In what appears to be the first civil resolution of its kind, the USAO entered into a settlement with the defendant, Care Initiatives, for $214,200 for alleged deficiencies in COVID-19 safety protocols. According to the settlement, the amount represents the federal share of Medicaid funds paid to one of Care Initiatives' 40 long-term care facilities during a 10-week period when "at least some [] residents were suffering from and/or testing positive for COVID-19." In the settlement agreement, the United States asserted that during this period, the facility's "practices surrounding COVID-19," including "procedures and criteria for screening symptomatic employees," were allegedly deficient. According to the government, these alleged deficiencies, which occurred April 14, 2020, through July 1, 2020, "entitle the United States to restitution" for the federal share of money paid through Medicaid in connection with beneficiary stays for that period.

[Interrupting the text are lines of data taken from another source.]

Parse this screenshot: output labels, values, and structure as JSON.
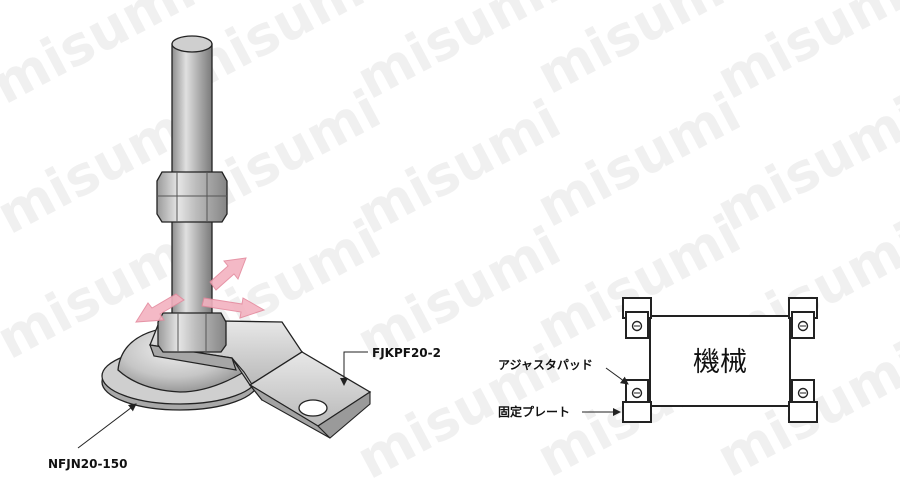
{
  "watermark": {
    "text": "misumi"
  },
  "product_illustration": {
    "callout_bracket": "FJKPF20-2",
    "callout_leveling_foot": "NFJN20-150"
  },
  "schematic": {
    "machine_label": "機械",
    "label_adjuster_pad": "アジャスタパッド",
    "label_fixing_plate": "固定プレート"
  },
  "colors": {
    "arrow_pink": "#f3b2c0",
    "metal_light": "#d4d4d4",
    "metal_dark": "#8a8a8a",
    "outline": "#222222"
  }
}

While the settlement amount is small, the Care Initiatives matter serves as a concrete reminder that the government is scrutinizing the adequacy of COVID-19 safety protocols in the context of federal reimbursement—even with respect to the early days of the pandemic. Notably, however, the settlement does not include allegations, or a release, relating to False Claims Act liability and instead limits itself to "restitution" paid pursuant to common-law theories of payment by mistake and unjust enrichment.

According to the press release issued in this case, the Department of Health and Human Services, Office of the Inspector General, indicates that it will continue to investigate "substandard safety practices."